Bom, a verdade é que são poucas as pessoas, mesmo entre os responsáveis da elaboração da programação das salas de concertos ou da escolha das obras a editar em colecções da chamada música erudita, que têm uma atitude tão radical como a da fanática namorada do meu detective. O que não falta para aí, em discos e em espectáculos, são fragmentos de peças. Tenho cá em casa, em discos de editoras conceituadas, movimentos isolados de suites e sinfonias, aberturas e excertos de óperas. Nas edições de supermercado, então, é o pão nosso de cada dia…

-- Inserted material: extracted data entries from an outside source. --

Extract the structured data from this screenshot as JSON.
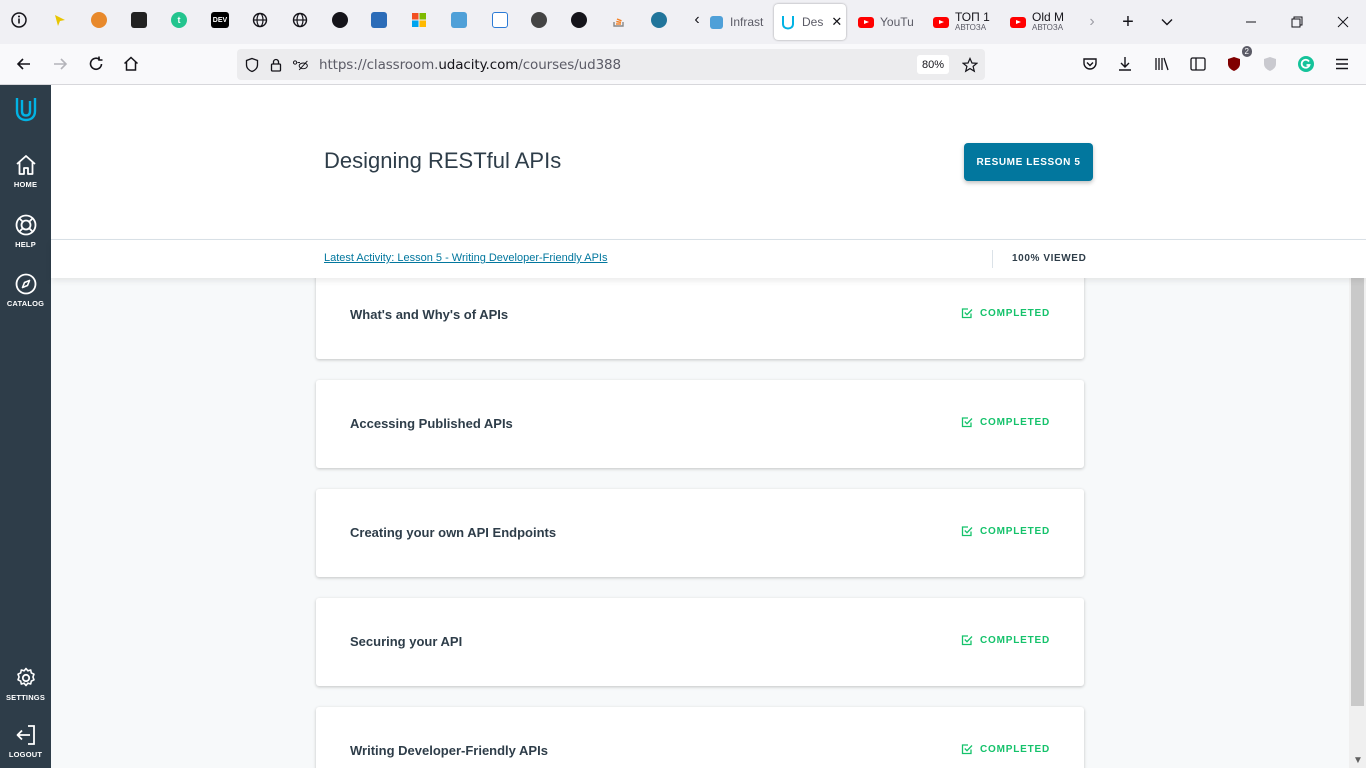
{
  "browser": {
    "tabs": [
      {
        "title": "Infrast",
        "subtitle": ""
      },
      {
        "title": "Des",
        "subtitle": "",
        "active": true
      },
      {
        "title": "YouTu",
        "subtitle": ""
      },
      {
        "title": "ТОП 1",
        "subtitle": "АВТОЗА"
      },
      {
        "title": "Old M",
        "subtitle": "АВТОЗА"
      }
    ],
    "new_tab_label": "+",
    "url_prefix": "https://classroom.",
    "url_host": "udacity.com",
    "url_path": "/courses/ud388",
    "zoom": "80%",
    "extension_badge": "2",
    "pinned_icons": [
      "info-icon",
      "pointer-icon",
      "orange-cog-icon",
      "dark-app-icon",
      "t-circle-icon",
      "dev-icon",
      "globe-icon",
      "globe-icon",
      "github-icon",
      "blue-bank-icon",
      "microsoft-icon",
      "blue-puzzle-icon",
      "window-icon",
      "dark-horse-icon",
      "github-icon",
      "stackoverflow-icon",
      "wordpress-icon"
    ],
    "dev_label": "DEV",
    "t_label": "t"
  },
  "sidebar": {
    "home": "HOME",
    "help": "HELP",
    "catalog": "CATALOG",
    "settings": "SETTINGS",
    "logout": "LOGOUT"
  },
  "course": {
    "title": "Designing RESTful APIs",
    "resume_button": "RESUME LESSON 5",
    "latest_activity": "Latest Activity: Lesson 5 - Writing Developer-Friendly APIs",
    "viewed": "100% VIEWED"
  },
  "lessons": [
    {
      "title": "What's and Why's of APIs",
      "status": "COMPLETED"
    },
    {
      "title": "Accessing Published APIs",
      "status": "COMPLETED"
    },
    {
      "title": "Creating your own API Endpoints",
      "status": "COMPLETED"
    },
    {
      "title": "Securing your API",
      "status": "COMPLETED"
    },
    {
      "title": "Writing Developer-Friendly APIs",
      "status": "COMPLETED"
    }
  ],
  "colors": {
    "sidebar_bg": "#2e3d49",
    "accent": "#02779e",
    "completed": "#15c26b",
    "page_bg": "#f7f9fa"
  }
}
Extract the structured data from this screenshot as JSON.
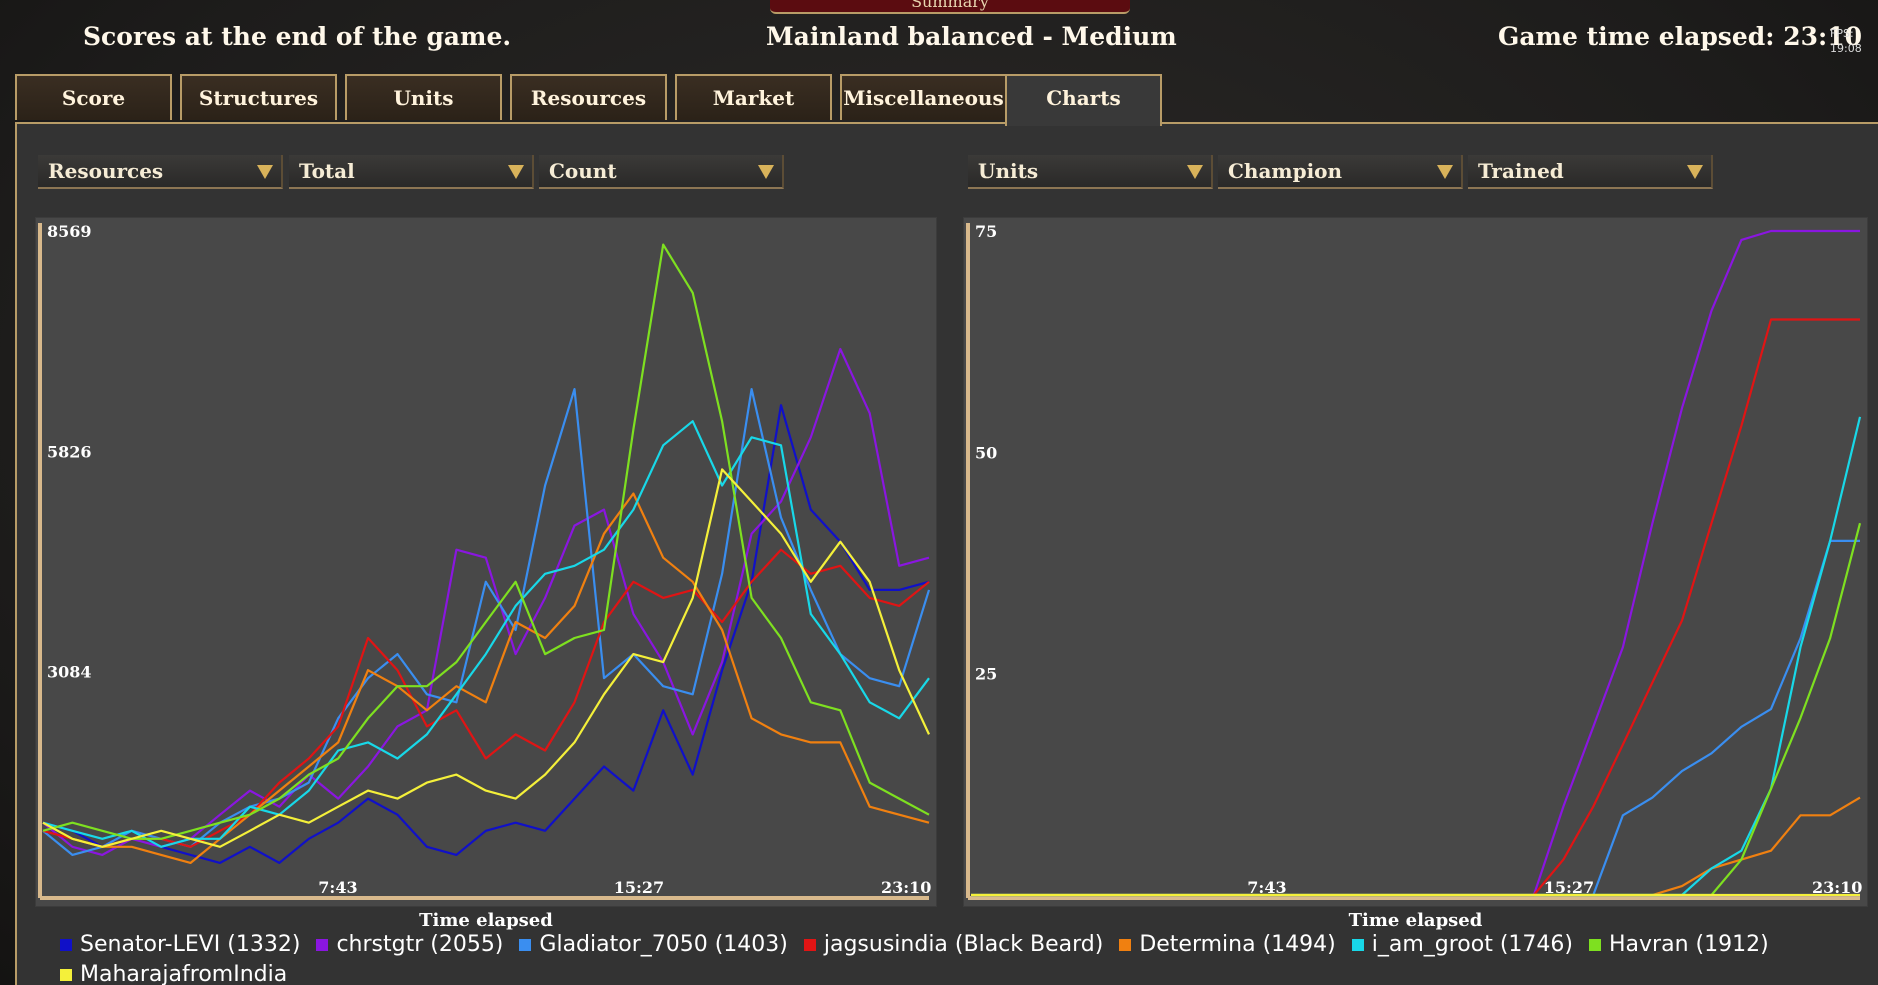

Já na literatura é diferente. Não há livros com, por exemplo, um romance completo e, no fim, mais um capítulo de outro romance, pois não? Se calhar, também se podia pensar nisso… Eu, sinceramente, não tenho nada contra que se retalhem as obras de arte como se quiser, se se achar que isso faz sentido – e o autor não se importar... Aliás, eu também o faço… Ainda no outro dia: O Mestre e Margarita, de Mikhail Bulgakov (um romance que quem ainda não conhece deve começar a ler já amanhã) tem lá dentro uma novela sobre Pôncio Pilatos, uma obra contada pelo Diabo e escrita pelo Mestre do título, que está espalhada por quatro capítulos ao longo do livro. Ora, se não aconselho a ler o romance sem essa novela, já o contrário pode perfeitamente fazer-se, com bons resultados. Agarrei, tirei do livro os quatro capítulos e juntei-os num livro que agora só eu tenho – ou mais alguém que tenha tido a mesma ideia. Uma novela muito bem escrita e muito diferente d’A Relíquia de Eça de Queirós!...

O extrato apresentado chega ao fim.